Обе замужние женщины были неряхи, занятые только едой, питьем, тряпками и сексом. Весь день они оставались дома и в это время «прибирали», точнее бездельничали, или, когда находило на них такое настроение, надевали все самое лучшее и отправлялись пошататься по магазинам или просто по улицам в поисках сомнительных приключений. Когда повезет, удавалось подцепить мужчину, который, глядишь, сводит поесть, разыграть перед ним таинственную знатную даму, договориться о новой встрече, которая может и не состояться, и с восторгом описывать потом свое приключение всем, кому не лень, разумеется, за исключением мужа. Слова и дела кавалера пересказывались самым дотошным образом, поскольку надо было выяснить, джентльмен ли он, да и вообще кто он такой. Самым ценимым трофеем этой игры воображения было некое идеальное существо — светский человек, член клуба, хотя всегда оставалось неясным, таков ли трофей на самом деле. Он мог запросто оказаться заезжим деревенщиной или даже отлучившимся из лавки приказчиком.
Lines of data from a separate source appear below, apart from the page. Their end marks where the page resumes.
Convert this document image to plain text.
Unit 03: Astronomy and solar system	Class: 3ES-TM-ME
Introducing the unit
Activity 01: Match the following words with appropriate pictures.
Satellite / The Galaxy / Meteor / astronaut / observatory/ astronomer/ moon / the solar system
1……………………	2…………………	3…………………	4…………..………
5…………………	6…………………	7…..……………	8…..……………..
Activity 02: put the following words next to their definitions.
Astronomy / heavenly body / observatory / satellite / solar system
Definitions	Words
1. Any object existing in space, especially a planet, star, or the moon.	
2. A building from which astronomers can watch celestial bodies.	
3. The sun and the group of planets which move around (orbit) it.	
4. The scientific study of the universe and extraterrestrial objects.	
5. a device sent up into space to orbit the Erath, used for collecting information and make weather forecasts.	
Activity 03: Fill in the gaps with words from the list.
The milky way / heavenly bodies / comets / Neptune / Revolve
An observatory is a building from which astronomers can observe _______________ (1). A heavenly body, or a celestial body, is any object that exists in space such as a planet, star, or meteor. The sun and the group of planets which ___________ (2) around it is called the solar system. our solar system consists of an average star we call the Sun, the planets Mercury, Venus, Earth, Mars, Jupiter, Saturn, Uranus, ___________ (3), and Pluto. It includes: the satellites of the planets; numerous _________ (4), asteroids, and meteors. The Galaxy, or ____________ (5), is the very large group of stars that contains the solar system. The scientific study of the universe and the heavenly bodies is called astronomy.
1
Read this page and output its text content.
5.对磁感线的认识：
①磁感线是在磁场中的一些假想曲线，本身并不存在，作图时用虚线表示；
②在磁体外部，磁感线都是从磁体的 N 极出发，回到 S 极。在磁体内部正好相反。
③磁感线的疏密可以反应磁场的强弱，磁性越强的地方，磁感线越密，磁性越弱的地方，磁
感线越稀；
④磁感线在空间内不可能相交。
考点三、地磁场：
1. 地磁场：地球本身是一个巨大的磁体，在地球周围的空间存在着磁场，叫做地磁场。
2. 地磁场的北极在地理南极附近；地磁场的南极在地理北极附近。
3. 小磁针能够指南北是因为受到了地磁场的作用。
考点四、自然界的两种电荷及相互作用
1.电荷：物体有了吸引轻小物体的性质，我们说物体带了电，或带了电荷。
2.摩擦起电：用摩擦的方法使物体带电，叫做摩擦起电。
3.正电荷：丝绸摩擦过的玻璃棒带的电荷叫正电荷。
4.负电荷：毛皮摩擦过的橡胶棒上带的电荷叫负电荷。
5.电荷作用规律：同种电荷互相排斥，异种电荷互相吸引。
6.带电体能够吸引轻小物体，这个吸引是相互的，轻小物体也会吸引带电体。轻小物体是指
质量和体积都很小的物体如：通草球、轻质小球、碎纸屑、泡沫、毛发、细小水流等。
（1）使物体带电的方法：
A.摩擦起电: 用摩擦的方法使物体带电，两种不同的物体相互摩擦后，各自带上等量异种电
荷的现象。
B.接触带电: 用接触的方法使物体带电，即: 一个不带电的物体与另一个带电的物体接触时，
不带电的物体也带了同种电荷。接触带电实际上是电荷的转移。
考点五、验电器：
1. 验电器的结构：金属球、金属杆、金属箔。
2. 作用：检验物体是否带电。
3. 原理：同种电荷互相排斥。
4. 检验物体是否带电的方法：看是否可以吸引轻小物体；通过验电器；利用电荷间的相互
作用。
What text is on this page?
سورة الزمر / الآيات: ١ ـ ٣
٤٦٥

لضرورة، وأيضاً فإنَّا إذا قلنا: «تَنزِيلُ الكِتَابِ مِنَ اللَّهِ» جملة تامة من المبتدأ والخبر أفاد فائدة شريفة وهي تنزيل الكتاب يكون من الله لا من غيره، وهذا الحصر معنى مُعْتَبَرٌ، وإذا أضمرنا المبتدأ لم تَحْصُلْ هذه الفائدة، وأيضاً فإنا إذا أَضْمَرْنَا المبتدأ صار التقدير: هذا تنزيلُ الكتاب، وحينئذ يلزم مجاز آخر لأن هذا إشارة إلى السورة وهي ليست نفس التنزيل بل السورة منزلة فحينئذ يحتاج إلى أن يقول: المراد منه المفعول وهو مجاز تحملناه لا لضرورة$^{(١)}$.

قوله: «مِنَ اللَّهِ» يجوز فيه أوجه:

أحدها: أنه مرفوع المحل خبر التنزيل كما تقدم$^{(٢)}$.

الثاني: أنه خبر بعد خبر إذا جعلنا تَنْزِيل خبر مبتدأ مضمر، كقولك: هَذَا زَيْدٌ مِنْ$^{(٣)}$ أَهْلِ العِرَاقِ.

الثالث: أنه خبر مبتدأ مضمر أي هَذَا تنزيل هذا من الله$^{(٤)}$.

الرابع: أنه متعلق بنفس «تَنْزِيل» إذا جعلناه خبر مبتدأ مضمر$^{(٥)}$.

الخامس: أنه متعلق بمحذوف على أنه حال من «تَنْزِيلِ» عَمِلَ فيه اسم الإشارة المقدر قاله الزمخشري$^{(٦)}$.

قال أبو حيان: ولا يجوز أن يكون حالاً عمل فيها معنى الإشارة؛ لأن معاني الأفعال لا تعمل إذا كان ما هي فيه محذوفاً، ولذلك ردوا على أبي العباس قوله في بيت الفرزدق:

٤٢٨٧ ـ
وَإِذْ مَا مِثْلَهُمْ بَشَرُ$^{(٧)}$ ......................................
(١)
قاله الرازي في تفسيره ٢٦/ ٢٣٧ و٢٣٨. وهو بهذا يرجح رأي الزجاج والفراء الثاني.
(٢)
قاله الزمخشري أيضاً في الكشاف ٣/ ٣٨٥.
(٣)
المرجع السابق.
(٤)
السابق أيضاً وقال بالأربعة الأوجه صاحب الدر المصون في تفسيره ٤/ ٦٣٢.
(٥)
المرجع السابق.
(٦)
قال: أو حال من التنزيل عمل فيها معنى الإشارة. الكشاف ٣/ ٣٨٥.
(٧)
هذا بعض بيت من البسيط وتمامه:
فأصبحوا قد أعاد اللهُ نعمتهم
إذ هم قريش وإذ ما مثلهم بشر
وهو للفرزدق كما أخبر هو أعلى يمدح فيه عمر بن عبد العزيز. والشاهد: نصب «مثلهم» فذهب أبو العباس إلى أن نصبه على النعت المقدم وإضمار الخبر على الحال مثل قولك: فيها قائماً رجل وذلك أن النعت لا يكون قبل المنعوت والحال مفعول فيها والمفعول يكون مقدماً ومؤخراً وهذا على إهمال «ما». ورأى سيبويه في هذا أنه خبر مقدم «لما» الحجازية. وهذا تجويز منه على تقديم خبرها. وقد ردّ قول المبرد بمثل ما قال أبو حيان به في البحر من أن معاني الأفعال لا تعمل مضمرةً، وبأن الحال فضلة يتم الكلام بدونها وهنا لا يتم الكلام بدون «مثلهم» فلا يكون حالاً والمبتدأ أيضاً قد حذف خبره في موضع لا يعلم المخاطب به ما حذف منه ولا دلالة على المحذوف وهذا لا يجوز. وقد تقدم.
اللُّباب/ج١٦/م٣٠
Но по вечерам и в конце недели жизнь для жен становилась веселее. «Кино» тогда не было, но существовали мюзик-холлы, куда они ходили с мужьями и где в зале подавали горячительные напитки. По субботам делались закупки для воскресного обеда, и обе семьи одной большой компанией отправлялись по магазинам, лавкам, киоскам на Эджвер-роуд. Иногда и меня приглашали присоединиться. Мы оказывались в толчее среди орущих торговцев и лоточников, останавливались, глазели по сторонам. Наше внимание привлекали забавные уличные сценки. Мы придирчиво торговались. Здоровались со знакомыми. Выпивали что-нибудь в баре. Я позволял себе это маленькое баловство и тем самым участвовал во всех тратах, обрекая себя на голодные понедельник и вторник.